Die Abgeordneten halten außerdem eine "systematische Begrünung" des Finanzsystems für notwendig. Noch fließe zu viel Geld in fossile Industrien. Dafür sei "volle Transparenz" über die Klimawirkung von Investitionen notwendig, damit Anleger wissen, wohin ihr Geld fließt. Für die staatlich geförderte Altersvorsorge in Deutschland soll es "Mindestkriterien" geben, damit keine klimaschädlichen Investitionen gefördert werden.
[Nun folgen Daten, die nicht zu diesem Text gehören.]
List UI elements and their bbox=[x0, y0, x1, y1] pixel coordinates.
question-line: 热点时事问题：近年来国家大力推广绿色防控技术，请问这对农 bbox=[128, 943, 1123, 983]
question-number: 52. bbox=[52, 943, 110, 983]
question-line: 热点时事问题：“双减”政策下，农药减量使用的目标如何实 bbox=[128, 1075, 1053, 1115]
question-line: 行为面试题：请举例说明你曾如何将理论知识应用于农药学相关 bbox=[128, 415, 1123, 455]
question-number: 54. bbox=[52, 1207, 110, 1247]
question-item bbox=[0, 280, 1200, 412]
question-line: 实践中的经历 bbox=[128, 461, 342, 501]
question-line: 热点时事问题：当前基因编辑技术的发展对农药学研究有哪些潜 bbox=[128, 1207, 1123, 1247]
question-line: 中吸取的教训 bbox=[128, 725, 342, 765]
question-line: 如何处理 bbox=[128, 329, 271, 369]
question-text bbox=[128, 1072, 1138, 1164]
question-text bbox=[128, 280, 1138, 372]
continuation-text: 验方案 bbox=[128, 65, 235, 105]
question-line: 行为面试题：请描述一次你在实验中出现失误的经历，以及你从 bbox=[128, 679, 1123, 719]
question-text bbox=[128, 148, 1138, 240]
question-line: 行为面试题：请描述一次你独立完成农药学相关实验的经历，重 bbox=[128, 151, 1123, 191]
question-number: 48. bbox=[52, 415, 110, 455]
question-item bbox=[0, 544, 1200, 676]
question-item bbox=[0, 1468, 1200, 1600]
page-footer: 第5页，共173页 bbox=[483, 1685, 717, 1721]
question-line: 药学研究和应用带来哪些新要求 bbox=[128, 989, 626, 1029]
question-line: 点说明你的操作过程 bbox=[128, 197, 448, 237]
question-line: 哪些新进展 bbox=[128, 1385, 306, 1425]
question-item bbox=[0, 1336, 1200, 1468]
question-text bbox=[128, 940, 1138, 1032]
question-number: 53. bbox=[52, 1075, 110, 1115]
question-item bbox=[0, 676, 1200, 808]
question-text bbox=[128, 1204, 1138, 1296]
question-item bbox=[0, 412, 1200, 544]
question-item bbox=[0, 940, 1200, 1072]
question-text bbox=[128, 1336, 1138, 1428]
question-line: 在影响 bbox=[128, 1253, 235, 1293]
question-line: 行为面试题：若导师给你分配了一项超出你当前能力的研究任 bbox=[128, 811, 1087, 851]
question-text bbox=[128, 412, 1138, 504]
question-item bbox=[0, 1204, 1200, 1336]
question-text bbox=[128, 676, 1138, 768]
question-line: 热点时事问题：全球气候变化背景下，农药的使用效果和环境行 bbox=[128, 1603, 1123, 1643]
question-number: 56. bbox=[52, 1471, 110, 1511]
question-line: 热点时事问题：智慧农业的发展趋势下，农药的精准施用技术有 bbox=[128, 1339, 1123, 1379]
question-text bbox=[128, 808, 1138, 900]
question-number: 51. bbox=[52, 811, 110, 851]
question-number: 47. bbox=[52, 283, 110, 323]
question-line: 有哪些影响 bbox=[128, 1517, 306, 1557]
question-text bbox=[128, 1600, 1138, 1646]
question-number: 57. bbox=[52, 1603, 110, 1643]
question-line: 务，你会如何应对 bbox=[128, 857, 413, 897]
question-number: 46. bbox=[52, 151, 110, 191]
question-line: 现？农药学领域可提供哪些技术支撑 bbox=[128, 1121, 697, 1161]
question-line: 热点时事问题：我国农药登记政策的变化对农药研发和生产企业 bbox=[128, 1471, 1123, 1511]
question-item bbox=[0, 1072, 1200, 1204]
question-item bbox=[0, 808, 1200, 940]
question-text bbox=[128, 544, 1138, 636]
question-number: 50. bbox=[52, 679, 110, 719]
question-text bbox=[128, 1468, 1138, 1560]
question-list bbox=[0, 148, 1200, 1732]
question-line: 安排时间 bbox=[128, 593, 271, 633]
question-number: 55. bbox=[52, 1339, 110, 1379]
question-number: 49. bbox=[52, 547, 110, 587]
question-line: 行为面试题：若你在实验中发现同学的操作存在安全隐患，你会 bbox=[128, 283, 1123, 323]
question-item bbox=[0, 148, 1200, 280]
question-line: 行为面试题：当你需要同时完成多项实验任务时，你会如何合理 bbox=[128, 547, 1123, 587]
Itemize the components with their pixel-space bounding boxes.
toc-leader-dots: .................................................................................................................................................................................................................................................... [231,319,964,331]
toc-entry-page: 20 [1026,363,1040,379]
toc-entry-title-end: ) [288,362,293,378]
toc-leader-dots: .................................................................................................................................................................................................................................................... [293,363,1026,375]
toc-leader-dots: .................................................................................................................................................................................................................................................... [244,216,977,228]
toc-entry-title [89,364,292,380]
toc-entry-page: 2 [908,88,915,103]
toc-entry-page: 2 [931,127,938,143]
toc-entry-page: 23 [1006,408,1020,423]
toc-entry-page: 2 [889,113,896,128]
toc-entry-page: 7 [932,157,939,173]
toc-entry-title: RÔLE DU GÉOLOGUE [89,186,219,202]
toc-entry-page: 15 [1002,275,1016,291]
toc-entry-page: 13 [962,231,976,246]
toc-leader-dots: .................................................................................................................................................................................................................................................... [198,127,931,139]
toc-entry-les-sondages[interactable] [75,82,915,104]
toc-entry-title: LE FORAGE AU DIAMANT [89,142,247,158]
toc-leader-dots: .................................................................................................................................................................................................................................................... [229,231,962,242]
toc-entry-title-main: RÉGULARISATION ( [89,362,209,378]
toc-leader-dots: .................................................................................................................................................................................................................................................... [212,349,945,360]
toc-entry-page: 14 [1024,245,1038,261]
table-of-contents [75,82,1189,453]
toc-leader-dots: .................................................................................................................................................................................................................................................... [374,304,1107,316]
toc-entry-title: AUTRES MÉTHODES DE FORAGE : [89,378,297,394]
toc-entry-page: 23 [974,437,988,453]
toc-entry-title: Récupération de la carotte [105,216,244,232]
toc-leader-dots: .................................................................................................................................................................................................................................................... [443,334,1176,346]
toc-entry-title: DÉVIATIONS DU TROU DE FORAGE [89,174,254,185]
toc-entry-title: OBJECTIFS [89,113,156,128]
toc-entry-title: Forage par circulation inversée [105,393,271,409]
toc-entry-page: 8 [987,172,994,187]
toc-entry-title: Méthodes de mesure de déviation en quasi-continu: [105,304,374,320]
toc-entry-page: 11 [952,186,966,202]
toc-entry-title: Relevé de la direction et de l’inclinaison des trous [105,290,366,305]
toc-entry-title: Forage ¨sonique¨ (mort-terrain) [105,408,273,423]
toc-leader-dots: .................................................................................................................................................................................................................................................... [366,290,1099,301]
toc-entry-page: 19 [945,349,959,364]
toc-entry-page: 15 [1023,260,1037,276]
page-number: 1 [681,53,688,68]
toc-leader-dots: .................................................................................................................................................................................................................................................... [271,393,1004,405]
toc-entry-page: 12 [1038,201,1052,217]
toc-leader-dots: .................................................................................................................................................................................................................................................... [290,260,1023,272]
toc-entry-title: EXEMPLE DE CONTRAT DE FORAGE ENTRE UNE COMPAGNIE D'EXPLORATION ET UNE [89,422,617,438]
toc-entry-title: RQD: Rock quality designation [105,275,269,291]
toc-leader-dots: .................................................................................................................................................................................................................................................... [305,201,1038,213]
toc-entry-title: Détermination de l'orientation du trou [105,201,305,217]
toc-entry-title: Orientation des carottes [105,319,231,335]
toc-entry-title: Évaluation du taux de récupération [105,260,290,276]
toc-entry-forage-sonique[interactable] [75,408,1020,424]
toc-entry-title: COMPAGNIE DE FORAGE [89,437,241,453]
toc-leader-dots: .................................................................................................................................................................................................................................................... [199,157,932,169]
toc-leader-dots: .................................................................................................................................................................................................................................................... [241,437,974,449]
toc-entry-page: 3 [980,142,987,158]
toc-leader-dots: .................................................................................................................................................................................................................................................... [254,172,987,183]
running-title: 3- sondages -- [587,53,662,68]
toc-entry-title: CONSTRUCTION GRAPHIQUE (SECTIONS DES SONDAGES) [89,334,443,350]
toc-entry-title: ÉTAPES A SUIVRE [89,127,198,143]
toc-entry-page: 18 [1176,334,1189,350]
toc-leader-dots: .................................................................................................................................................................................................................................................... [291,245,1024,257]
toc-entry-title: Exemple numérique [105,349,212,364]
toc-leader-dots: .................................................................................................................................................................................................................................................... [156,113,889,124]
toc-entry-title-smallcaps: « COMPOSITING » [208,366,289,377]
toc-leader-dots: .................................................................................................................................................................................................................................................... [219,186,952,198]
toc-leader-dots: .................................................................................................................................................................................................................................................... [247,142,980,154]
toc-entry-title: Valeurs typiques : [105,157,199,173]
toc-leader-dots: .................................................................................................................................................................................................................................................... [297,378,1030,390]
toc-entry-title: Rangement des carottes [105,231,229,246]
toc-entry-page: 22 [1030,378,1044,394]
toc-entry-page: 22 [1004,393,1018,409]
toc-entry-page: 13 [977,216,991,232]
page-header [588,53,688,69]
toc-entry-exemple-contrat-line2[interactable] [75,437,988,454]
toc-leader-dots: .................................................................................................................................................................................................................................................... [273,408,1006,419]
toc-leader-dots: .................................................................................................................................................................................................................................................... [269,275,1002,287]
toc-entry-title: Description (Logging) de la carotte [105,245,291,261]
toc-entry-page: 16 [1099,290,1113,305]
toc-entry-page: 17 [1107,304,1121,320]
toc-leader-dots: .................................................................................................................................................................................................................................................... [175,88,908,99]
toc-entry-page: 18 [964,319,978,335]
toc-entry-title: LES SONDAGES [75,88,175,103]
Damit Deutschland seine selbst gesteckten Klimaziele erreicht, müsste die große Koalition nach Angaben der Grünen-Bundestagsfraktion ihre Aktivitäten verdreifachen. Bis 2020 sollen der Ausstoß der Treibhausgase um 40 Prozent gesenkt werden. Davon seien bislang nur 27 Prozent erreicht, rechnen die Grünen vor. Es sei "absehbar, dass Deutschland die Klimaziele krachend verfehlen wird". Zu Gast bei der Klausur war der Chef des Potsdam Instituts für Klimafolgenforschung (PIK), Hans-Joachim Schellnhuber. Es sei ein "enormer Fortschritt", dass es beim Klimagipfel in Paris eine völkerrechtliche Festlegung gegeben habe, die globale Erderwärmung auf unter zwei Grad begrenzen zu wollen, sagte er. "Wir wissen natürlich, das Völkerrecht auch gebrochen wird", fügte er hinzu. Bei einer Erderwärmung von 1,6 Grad könnten die Eismassen in Grönland komplett schmelzen, erklärt der Klimaforscher.
Auch bei 1,4 oder 1,5 Grad können schon "viele schreckliche Dinge passieren". Aus seiner Sicht sei das "Great Barrier Reef" vor der Küste Australiens - das größte Korallenriff der Erde - wegen des Klimawandels nicht mehr zu retten. Es müsse jetzt darum gehen, die Dekarbonisierung voranzubringen, mahnte Schellnhuber eindringlich. "Wir stehen in diesem Jahrzehnt am Scheideweg für die menschliche Zivilisation."